The sewer project agreement “in no way should be utilizing opening the UGB.”
“I don’t think this project would require that anyway,” Bryan said.
The countywide plan was completed years ago because Public Chapter 1101 required a comprehensive growth policy plan in each county to outline anticipated development areas for a 20-year period. The deadline for completing and approving all plans was July 1, 2001.
The plan identifies three distinct types of areas: UGB regions, which contain the corporate limits of a municipality and the adjoining territory where growth is expected; planned growth areas (PGA), compact sections outside incorporated municipalities where growth is expected and where new incorporations may occur; and rural areas (RA), territory not within one of the other two categories which is to be preserved for agriculture and recreation.
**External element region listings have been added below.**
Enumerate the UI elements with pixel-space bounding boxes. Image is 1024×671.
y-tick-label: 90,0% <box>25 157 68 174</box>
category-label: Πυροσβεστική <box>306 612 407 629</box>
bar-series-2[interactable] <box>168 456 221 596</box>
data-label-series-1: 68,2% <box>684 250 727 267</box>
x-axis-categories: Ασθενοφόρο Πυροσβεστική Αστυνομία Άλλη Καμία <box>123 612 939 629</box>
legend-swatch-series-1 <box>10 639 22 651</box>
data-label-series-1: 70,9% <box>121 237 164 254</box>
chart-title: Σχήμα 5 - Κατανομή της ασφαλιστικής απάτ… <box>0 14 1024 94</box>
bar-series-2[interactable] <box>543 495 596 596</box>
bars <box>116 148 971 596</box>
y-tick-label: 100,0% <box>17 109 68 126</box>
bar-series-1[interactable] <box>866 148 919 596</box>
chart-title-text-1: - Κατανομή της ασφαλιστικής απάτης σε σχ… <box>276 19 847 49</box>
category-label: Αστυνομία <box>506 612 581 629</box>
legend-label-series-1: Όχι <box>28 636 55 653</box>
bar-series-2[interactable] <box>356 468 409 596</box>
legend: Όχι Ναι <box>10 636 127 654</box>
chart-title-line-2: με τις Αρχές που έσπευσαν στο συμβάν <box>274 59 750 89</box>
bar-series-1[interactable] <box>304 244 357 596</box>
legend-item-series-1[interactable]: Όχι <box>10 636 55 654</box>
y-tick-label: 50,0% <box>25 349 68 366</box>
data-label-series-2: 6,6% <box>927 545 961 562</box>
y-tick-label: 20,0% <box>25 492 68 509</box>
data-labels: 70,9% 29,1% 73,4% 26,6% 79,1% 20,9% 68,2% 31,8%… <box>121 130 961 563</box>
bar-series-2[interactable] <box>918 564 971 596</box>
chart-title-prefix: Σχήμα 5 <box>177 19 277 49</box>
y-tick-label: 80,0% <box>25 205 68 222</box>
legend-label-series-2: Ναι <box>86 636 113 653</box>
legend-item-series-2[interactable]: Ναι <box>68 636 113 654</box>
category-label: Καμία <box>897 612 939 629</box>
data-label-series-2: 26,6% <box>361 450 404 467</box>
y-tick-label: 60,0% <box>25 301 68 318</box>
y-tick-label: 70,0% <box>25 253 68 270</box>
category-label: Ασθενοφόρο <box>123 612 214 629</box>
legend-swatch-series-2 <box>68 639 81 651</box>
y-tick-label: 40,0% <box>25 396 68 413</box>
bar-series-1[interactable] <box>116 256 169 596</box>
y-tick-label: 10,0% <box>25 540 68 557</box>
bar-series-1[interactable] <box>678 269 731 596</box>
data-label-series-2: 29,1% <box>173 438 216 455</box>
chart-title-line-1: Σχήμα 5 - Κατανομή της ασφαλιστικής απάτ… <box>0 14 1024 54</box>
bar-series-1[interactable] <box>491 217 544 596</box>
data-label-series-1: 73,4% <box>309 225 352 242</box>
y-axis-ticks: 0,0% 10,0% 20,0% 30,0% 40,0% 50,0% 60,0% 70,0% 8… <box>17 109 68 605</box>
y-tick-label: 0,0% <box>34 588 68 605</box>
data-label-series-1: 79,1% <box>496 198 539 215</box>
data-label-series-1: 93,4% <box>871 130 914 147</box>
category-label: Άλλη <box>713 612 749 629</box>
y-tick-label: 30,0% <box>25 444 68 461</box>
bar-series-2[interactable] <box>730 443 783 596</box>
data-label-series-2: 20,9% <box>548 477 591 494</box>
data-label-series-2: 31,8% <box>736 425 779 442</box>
Commissioner Ashley Kraft, who represents the county on the sewer committee, asked other county officials for their opinion about opening the UGB.
“Part of the proposal is reopening the UGB,” Kraft said. “That’s a big decision.”
Commissioner Lynn Sebourn, who also serves on several Tullahoma City boards, said he would ask Tullahoma officials for input, as well.
“I would think Tullahoma would have an interest in opening that discussion, but I have not talked to the mayor or the city administrator or the planning commission about that,” Sebourn said. “I know, from our point of view, there are some areas we would like to be able to expand [in Tullahoma]. We would like to see business grow and it might to be handy to have that flexibility. I will go back and talk with some folks.”
A city or county can propose amendments to the plan by filing notice with the county mayor and the mayor of both cities, Tullahoma and Manchester.
Upon receipt of the notice, the county mayor must take action to reconvene or reestablish the coordinating committee within 60 days of the receipt of the notice. The coordinating committee is then re-established and uses the original process to amend the growth plan.
The burden of proving the reasonableness or necessity of the amendment is upon the party proposing the change.
The membership of the coordinating committee includes the county mayor, the mayors of the two cities, one member appointed by the governing board of the largest municipally owned utility, one member appointed by the governing board of the largest non-municipally owned utility, one member appointed by the board of directors of the county’s soil conservation district, one member appointed by the board of the local education agency having the largest student enrollment, one member appointed by the largest chamber of commerce and two members appointed by the county mayor to represent environmental, construction, and homeowner interests.